November 15th, 2012 by Andy Peterson
One of the many serious problems facing software companies is software piracy. The numbers don’t lie. According to the Business Software Alliance’s 2011 study of global software piracy, 57% of the world’s computer users admit they pirate software. In 2011, the commercial value of pirated software grew to an astounding $63.4 billion.
We hear the same narrative from software companies again and again, “Yes, piracy is a problem and it does have a negative impact on our business. We also know that software pirates tend to gravitate towards products with the highest demand. So a high demand among paying consumers often translates into more piracy from users.”
However, rather than chalking up pirated users as lost revenue, there are ways to salvage some value from those illegal users by opening up a previously unknown revenue channel.
Protect your software
The first step in combating software piracy is to protect software with license keys or DRM solutions that are able to communicate with a central server. If a product has the ability to “phone home” to a central server, then the product has the ability to inform the system that someone is using the product without paying, and access can be shut off immediately.
Without these protective capabilities, license keys become up-for-grabs on the Internet. And there’s nothing to be done about it. When companies have the ability to identify pirated versions of their software, they build a key part in the process of converting pirates into paying customers.
Locating the pirates
After protecting software against pirates, the next task is to identify those countries where software piracy is prevalent.

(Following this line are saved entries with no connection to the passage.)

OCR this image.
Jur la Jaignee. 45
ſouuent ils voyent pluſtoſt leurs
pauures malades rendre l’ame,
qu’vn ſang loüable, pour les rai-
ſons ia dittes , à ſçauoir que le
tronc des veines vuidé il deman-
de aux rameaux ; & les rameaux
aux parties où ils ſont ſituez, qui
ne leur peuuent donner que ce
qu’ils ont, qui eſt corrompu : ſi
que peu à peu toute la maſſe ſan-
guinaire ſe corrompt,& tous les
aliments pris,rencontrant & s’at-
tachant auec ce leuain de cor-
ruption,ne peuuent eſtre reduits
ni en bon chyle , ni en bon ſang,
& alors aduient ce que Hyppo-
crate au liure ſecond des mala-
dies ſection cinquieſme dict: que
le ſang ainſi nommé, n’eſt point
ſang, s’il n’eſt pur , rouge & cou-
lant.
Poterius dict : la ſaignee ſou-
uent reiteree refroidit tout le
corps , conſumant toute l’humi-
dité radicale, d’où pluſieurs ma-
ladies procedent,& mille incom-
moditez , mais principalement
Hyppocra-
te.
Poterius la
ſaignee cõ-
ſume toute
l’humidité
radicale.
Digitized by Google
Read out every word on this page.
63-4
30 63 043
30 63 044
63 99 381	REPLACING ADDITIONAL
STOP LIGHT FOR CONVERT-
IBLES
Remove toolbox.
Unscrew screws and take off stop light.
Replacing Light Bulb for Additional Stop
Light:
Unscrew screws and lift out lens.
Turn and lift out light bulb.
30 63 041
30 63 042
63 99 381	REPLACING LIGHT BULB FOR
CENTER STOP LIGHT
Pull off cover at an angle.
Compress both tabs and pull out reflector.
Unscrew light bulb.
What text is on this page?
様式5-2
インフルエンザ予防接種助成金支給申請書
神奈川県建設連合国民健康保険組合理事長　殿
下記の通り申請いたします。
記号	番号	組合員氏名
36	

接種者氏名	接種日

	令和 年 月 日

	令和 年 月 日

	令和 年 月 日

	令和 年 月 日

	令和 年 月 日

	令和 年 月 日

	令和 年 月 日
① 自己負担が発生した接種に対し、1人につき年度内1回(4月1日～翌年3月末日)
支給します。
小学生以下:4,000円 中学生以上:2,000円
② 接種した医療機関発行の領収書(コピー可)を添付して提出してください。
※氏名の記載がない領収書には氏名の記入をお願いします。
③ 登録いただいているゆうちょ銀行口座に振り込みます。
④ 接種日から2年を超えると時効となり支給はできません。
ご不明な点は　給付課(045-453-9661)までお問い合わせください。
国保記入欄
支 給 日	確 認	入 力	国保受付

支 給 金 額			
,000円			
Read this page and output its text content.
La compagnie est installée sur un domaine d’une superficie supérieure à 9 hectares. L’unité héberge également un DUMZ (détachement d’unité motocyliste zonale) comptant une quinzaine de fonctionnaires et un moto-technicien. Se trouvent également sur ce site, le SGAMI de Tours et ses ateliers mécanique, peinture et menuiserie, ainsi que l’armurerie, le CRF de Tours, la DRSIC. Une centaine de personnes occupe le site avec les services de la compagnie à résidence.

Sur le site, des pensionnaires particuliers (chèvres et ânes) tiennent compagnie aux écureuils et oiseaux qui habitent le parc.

In the sample table below, consumers in the USA, Germany and Japan bring high volumes of traffic and convert at a relatively high rate. Conversely, consumers from Italy, Russia and India also bring significant traffic but do not convert as well as customers from the USA, Germany and Japan.
As we noted in a previous post, high traffic, combined with low conversion rates and low per capita GDP, indicate that a high price might be scaring visitors away from submitting payment. This is the time to start price testing by researching competitor prices and local purchasing power.
The table above factors in a new piece of data: the likelihood of people pirating software. More often than not, software piracy tends to occur in regions with lower purchasing power. In 2011, the commercial value of pirated software in emerging markets more than doubled the value of pirated software in mature markets. Through observing an inverse relationship between piracy rates and purchasing power, we can assume that lower price points will be more attractive to software buyers in emerging economies.
Convert the pirates
Capturing value on the initial sale, before the user acquires a pirated version, is obviously ideal, but software companies can also take steps to convert pirate users to paid users by offering strong product discounts.
As DRM and wrapping solutions evolved, software publishers gained more insight into their users’ information than ever before. Many companies can now see who is using their products illegally, and there are many mechanisms for communicating directly with those pirated users.
Rather than pointing fingers or casting blame, take a more understanding and accommodating approach to your illegal user-base. Use human, friendly language with the pirates. Consider writing encouraging promotional ad copy, such as, “We’re happy to have you as a user, but we think you’ll be a lot happier with a fully functional version of our software.”
Also, be sure discounts go far enough to compel a sale. Offering 5% or 10% off the paid version will do very little to tug on the purse strings of a software pirate.
Here’s an example of how Microsoft tried to convert pirate users of Windows XP to paid customers.
The highlighted portion reads, “You may be a victim of software counterfeiting. The key installed on this computer is not genuine.” Below this message is an offer to purchase a genuine version of the product.
Microsoft isn’t accusing the customer of software theft. Rather they’ve made the customer a victim and have alerted him to the benefits of a fully paid version. If the user clicks on the offer, they are presented with a 60% discount on the product (Retail price for Windows XP Professional was $249.00 at the time of this offer).
The right price for a discount can be determined by the relative price points of your targeted regions. For example, in the sample table above, the markets of Italy, India and Russia, have different per capita GDP stats. Use those per capita GDP numbers to propose new price points for each market.
In Italy, with the highest per capita GDP, set the discount at 25%. For Russia, middle of the pack in purchasing power, set the discount at 50%. And finally for India, with the lowest average purchasing power, be very aggressive in pricing with discounts of 75%.
With new price points in mind, use Geo-IP detection in the cart to serve the correct pricing to the correct customer. A shopping cart should be set up in such a way that a customer can’t simply change his or her country selection and see a heavily discounted price. Only those customers from an IP address in a heavily discounted region should be eligible to see that price.
Revenue is the lifeblood of any business and converting visitors into paying customers is the ultimate source of revenue. The more people stealing license keys or downloading hacked software via torrents, the less people submitting payment via shopping carts.
Keystone: By protecting software and targeting specific regions for conversion optimization, software companies can offer discounts to software pirates as a way to drive revenue from an unexpected opportunity.